According to article six of the EU Parliament's position, they can only be restricted in the workplace if they pose a "significant" risk.
But while "[AI] providers will generally state that their applications may pose risks to workers, [they] will classify them as non-significant," ETUC warned.
"This additional burden on workers is unacceptable and leaves their safety and rights open to abuse," it said.
In the EU Commission's original AI Act proposal, providers will have to assess the potential risk of their own technologies before launching them on the market.
Depending on the level of risk, EU regulators would then impose restrictions, including up to bans for the most dangerous products, such as AI social-scoring — classifying people according to personal characteristics and social interactions.
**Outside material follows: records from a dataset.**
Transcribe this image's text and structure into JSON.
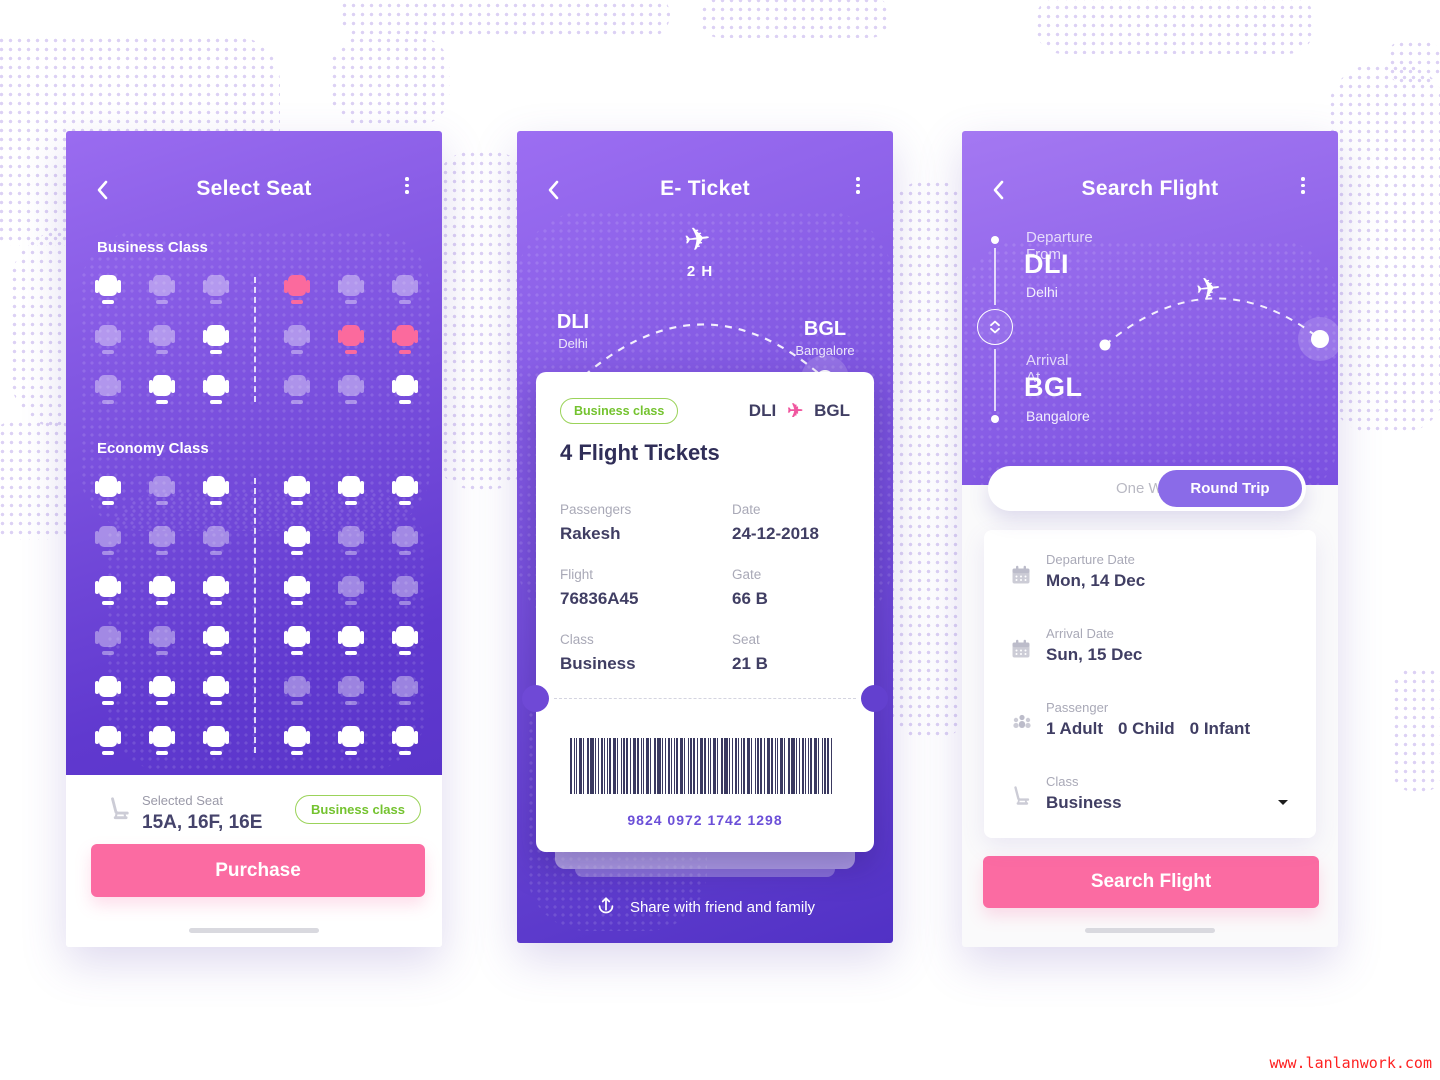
{
  "colors": {
    "accent_pink": "#fb6ba2",
    "seat_selected_pink": "#fb6a9d",
    "badge_green": "#74c32f",
    "toggle_purple": "#8a6be8",
    "gradient_top": "#9c6ef2",
    "gradient_bottom": "#5131c5"
  },
  "select_seat": {
    "title": "Select Seat",
    "business_label": "Business Class",
    "economy_label": "Economy Class",
    "business_rows": [
      [
        "a",
        "u",
        "u",
        "s",
        "u",
        "u"
      ],
      [
        "u",
        "u",
        "a",
        "u",
        "s",
        "s"
      ],
      [
        "u",
        "a",
        "a",
        "u",
        "u",
        "a"
      ]
    ],
    "economy_rows": [
      [
        "a",
        "u",
        "a",
        "a",
        "a",
        "a"
      ],
      [
        "u",
        "u",
        "u",
        "a",
        "u",
        "u"
      ],
      [
        "a",
        "a",
        "a",
        "a",
        "u",
        "u"
      ],
      [
        "u",
        "u",
        "a",
        "a",
        "a",
        "a"
      ],
      [
        "a",
        "a",
        "a",
        "u",
        "u",
        "u"
      ],
      [
        "a",
        "a",
        "a",
        "a",
        "a",
        "a"
      ]
    ],
    "selected_seat_label": "Selected Seat",
    "selected_seats": "15A, 16F, 16E",
    "class_badge": "Business class",
    "purchase_label": "Purchase"
  },
  "eticket": {
    "title": "E- Ticket",
    "duration": "2 H",
    "from": {
      "code": "DLI",
      "city": "Delhi"
    },
    "to": {
      "code": "BGL",
      "city": "Bangalore"
    },
    "card": {
      "class_badge": "Business class",
      "route_from": "DLI",
      "route_to": "BGL",
      "heading": "4 Flight Tickets",
      "fields": [
        {
          "label": "Passengers",
          "value": "Rakesh"
        },
        {
          "label": "Date",
          "value": "24-12-2018"
        },
        {
          "label": "Flight",
          "value": "76836A45"
        },
        {
          "label": "Gate",
          "value": "66 B"
        },
        {
          "label": "Class",
          "value": "Business"
        },
        {
          "label": "Seat",
          "value": "21 B"
        }
      ],
      "barcode_number": "9824 0972 1742 1298"
    },
    "share_label": "Share with friend and family"
  },
  "search_flight": {
    "title": "Search Flight",
    "departure_label": "Departure From",
    "departure_code": "DLI",
    "departure_city": "Delhi",
    "arrival_label": "Arrival At",
    "arrival_code": "BGL",
    "arrival_city": "Bangalore",
    "trip_options": [
      {
        "label": "One Way",
        "selected": false
      },
      {
        "label": "Round Trip",
        "selected": true
      }
    ],
    "form_rows": [
      {
        "icon": "calendar-icon",
        "label": "Departure Date",
        "value": "Mon, 14 Dec"
      },
      {
        "icon": "calendar-icon",
        "label": "Arrival Date",
        "value": "Sun, 15 Dec"
      },
      {
        "icon": "passengers-icon",
        "label": "Passenger",
        "value_parts": [
          "1 Adult",
          "0 Child",
          "0 Infant"
        ]
      },
      {
        "icon": "seat-icon",
        "label": "Class",
        "value": "Business",
        "has_dropdown": true
      }
    ],
    "search_label": "Search Flight"
  },
  "watermark": "www.lanlanwork.com"
}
For IndustriALL, a global union representing 50 million workers, AI systems should be classified as high-risk whenever they use workers' personal data.
IndustriALL also says decisions made by AI must be legally "traceable" and "reversible".
AI facts on the ground
But amid the unions' alarm, market developments are, in any case, galloping ahead of the EU legislative process.
AI systems are already replacing workers — even in the EU institutions.
Over 40 percent of administrative and legal services could soon be automated, according to US-based investment bank Goldman Sachs.
The use of AI in the workplace increased by almost 30 percent between 2018 and 2023, according to a survey by US management-consultancy firm Boston Consulting Group.
Almost a third of respondents said they were worried about being replaced.
The EU Commission's main response on workers' risks so far has been: more skills, with EU press material fond of buzzwords such as "upskilling", "reskilling", and "digital skills".
But for the ETUI's Ponce, that's missing the point on the potential damage that bad AI can do to people's working lives.
"The focus on the skills policy needed to counter the use of AI is misleading," she said.
"The approach needs to be completely reframed," Ponce said.